24
February
2021
|
09:00 AM
America/New_York

Ohio State’s COVID-19 testing numbers are higher than those of 10 states

Robust testing program has allowed some students to stay on campus, despite pandemic

The Ohio State University is conducting more COVID-19 tests per week than some states.

Last week, the university tested 30,000 people for the novel coronavirus, in an effort to keep open as many classes and campus activities as possible during the global pandemic. Tests are given and processed on campus, allowing for quick results that let contact tracers connect with infected students and help them isolate. On Monday, the university processed its 200,000th test since on-campus processing started on Oct. 26.

The weekly test total is more than 10 states and the United States’ three territories, according to the Centers for Disease Control and Prevention Statistics. It also is about 12% of the total tests conducted last week in the state of Ohio.

You have people from across all our campuses, all our departments, pulled out of all sorts of jobs to accomplish this one specific goal: getting as many students tested as we could,” said Christy Bertolo, who is part of Ohio State’s COVID-19 implementation team and who has managed on-campus testing at Jesse Owens North, a recreation center the university transformed to a testing site at the start of fall semester.

Though positivity rates had spiked as high as 4 or 5% on campus, they are currently under 0.5%. That is partially indicative of what is happening in the broader society — positivity rates in Franklin County are below 5%. But, according to Seth Faith, strategic alliance officer at Ohio State’s Infectious Diseases Institute, co-director of the Center of Microbiome Science and technical supervisor of the lab that processes COVID-19 tests on campus, it also is a sign that the university’s robust testing and contact tracing programs are working.

Ohio State began testing undergraduate students who lived on campus at the start of fall semester. Initially, the university planned to test a sample of students — about 300 per day — but as the number of positive tests increased over the summer, it became clear that the university would need to expand that testing program in order to operate safely.

The university ramped up testing quickly, expanding it to all students living on campus and opening it to some off-campus students and front-line employees. Those students and employees made appointments for a weekly saliva test at Jesse Owens North; samples were then sent to a private company in New Jersey to process. Each test sample took about 15 minutes to collect and approximately three days to process.

Partway into the fall semester, though, the university began sending tests to Ohio State’s Applied Microbiology Services Lab. The lab needed less saliva; that it was on campus meant tests could also be processed within a day, rather than within three. By the start of spring semester, the AMSL was processing about 85% of Ohio State’s COVID-19 tests.

Earlier this month, the university expanded testing again to include some faculty teaching hybrid classes, said Jessica Buskirk, managing director of Ohio State’s Human Performance Collaborative, and one of the leaders of the university’s on-campus COVID-19 test processing.

“That added another 3,000 to 4,000 people who had the option to be tested,” she said.

Faith said the move to process tests on campus likely will save the university between $30 million and $40 million.

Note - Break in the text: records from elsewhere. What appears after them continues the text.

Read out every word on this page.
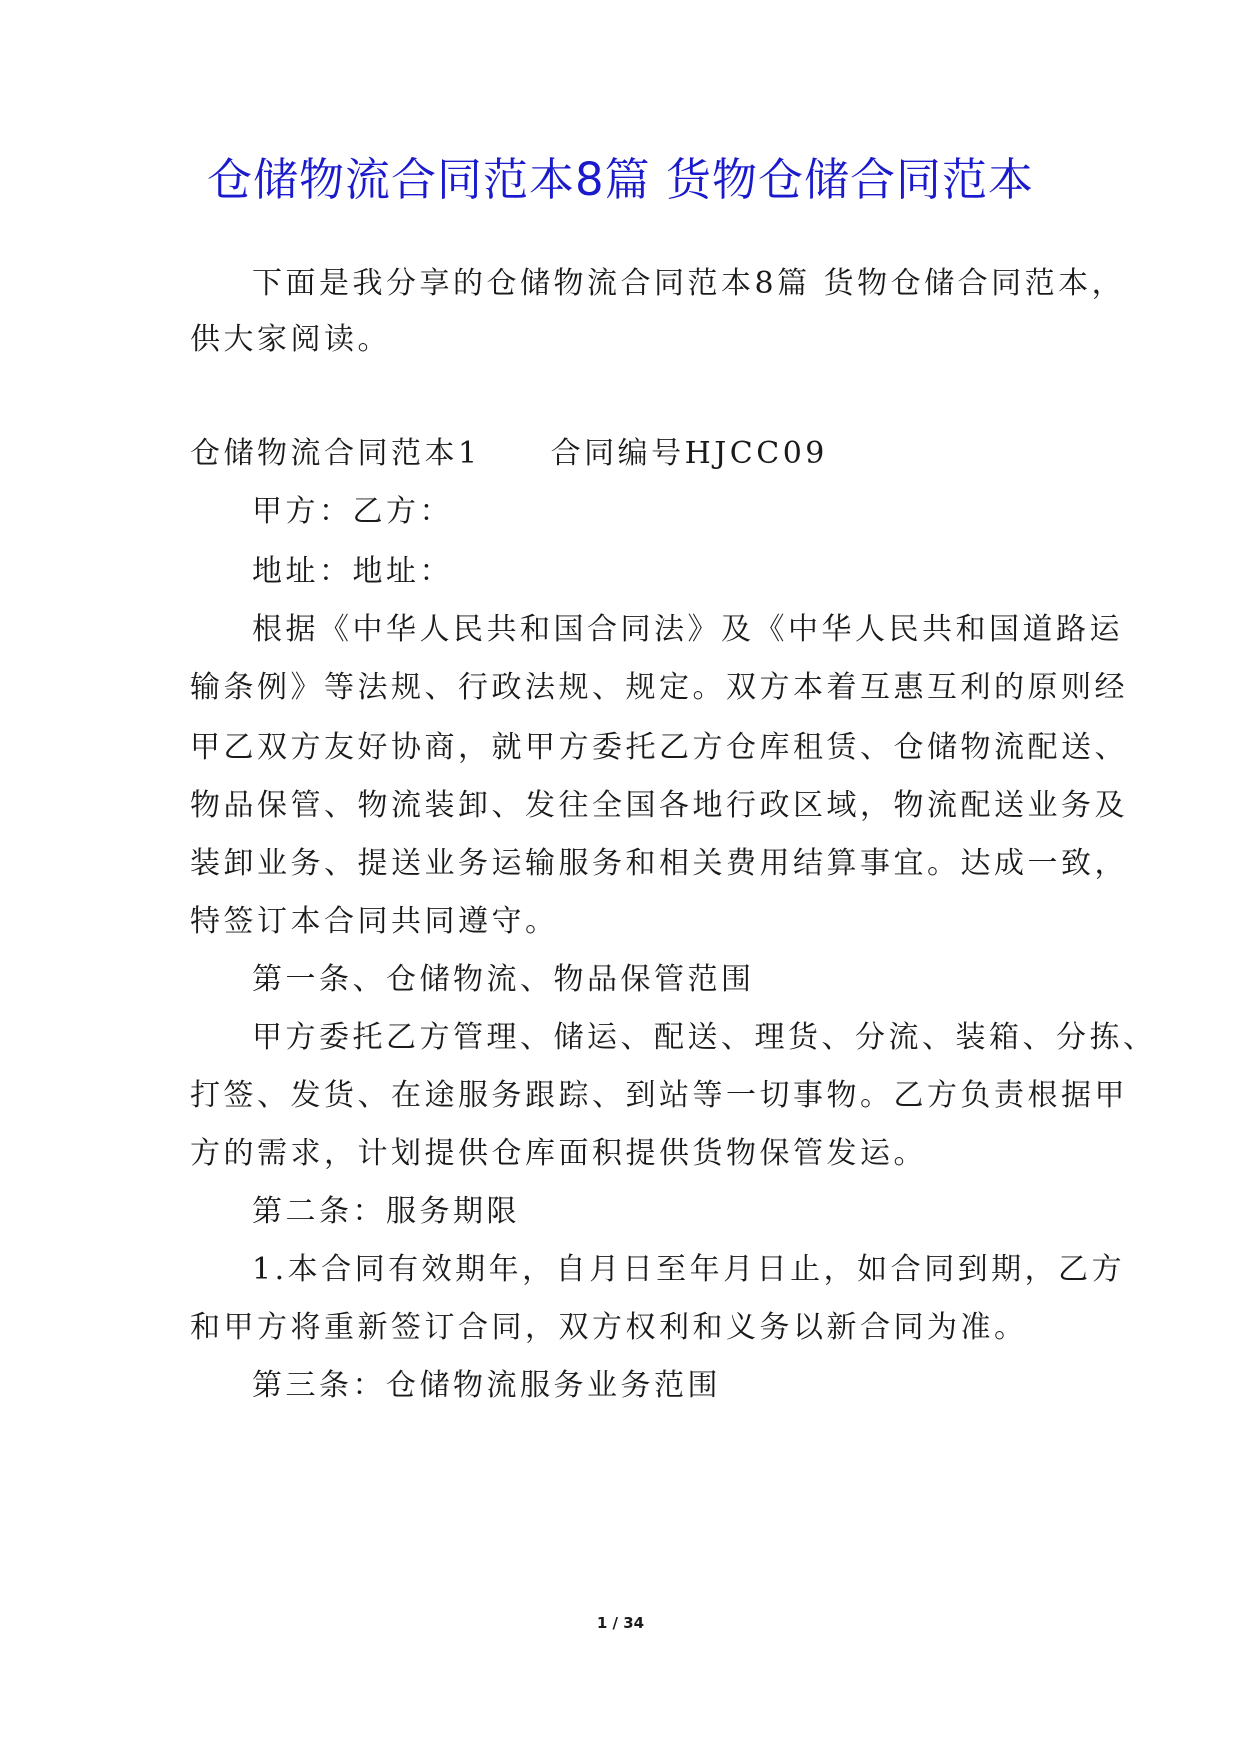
仓储物流合同范本8篇 货物仓储合同范本
下面是我分享的仓储物流合同范本8篇 货物仓储合同范本，
供大家阅读。
仓储物流合同范本1 合同编号HJCC09
甲方：乙方：
地址：地址：
根据《中华人民共和国合同法》及《中华人民共和国道路运
输条例》等法规、行政法规、规定。双方本着互惠互利的原则经
甲乙双方友好协商，就甲方委托乙方仓库租赁、仓储物流配送、
物品保管、物流装卸、发往全国各地行政区域，物流配送业务及
装卸业务、提送业务运输服务和相关费用结算事宜。达成一致，
特签订本合同共同遵守。
第一条、仓储物流、物品保管范围
甲方委托乙方管理、储运、配送、理货、分流、装箱、分拣、
打签、发货、在途服务跟踪、到站等一切事物。乙方负责根据甲
方的需求，计划提供仓库面积提供货物保管发运。
第二条：服务期限
1.本合同有效期年，自月日至年月日止，如合同到期，乙方
和甲方将重新签订合同，双方权利和义务以新合同为准。
第三条：仓储物流服务业务范围
1 / 34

It also cut down on the time students, faculty and staff needed to be at Jesse Owens North for testing. The move to on-campus processing meant a switch in how students schedule their tests, which means students now answer pre-testing questions before they arrive to the testing site. That makes for a faster testing experience: Bertolo said the average time a person spends at the facility for a COVID-19 test is three minutes.

Earlier this month, the lab started bringing testing equipment online that will allow lab technicians to sequence the genomes of viruses in the saliva samples collected on campus. That will allow researchers to identify variants of the COVID-19 virus, and to raise a red flag if they spot one of the variants known to be more contagious.

“Let’s hope we don’t see those more contagious variants here on campus,” said Faith, who is also an adjunct associate professor of microbiology at Ohio State, “but if we do, at least we’ll know.”

Throughout the fall, the university had the capacity to test about 20,000 people per week. Processing tests on campus dramatically increased that figure: The university now has the capacity to test about 45,000 people per week. Bertolo and Buskirk said hitting full capacity is not ideal; the university likely will process, at the most, about 35,000 tests per week.

Robust testing and contact tracing have also created opportunities for students interested in science and public health: The AMSL employs about 70 people, mostly undergraduate, graduate, postdoctoral and medical students, to process and analyze tests. Each student goes through a rigorous two- to four-week training period and must pass tests on each lab procedure.

“This is professional work they are performing, highly complex and demanding,” Faith said.

The Jesse Owens North testing facility employs about 100 students to collect saliva samples from their peers. “Our student workers at Jesse Owens North have been amazing, and they’re cheerleaders to the other students, encouraging them to get tested and thanking them for getting tested.”

Processing tests on campus, and increasing the number of tests available, involved a number of departments and people on campus who don’t often work together, including researchers, business liaisons, IT professionals from the Ohio State Wexner Medical Center and others.

Faith called the university’s COVID-19 testing program “an organizational success story.”

“I’ve been contacted by no less than 50 organizations, most of those universities of different sizes,” he said. “And we’ve been able to help many of them improve their own programs.”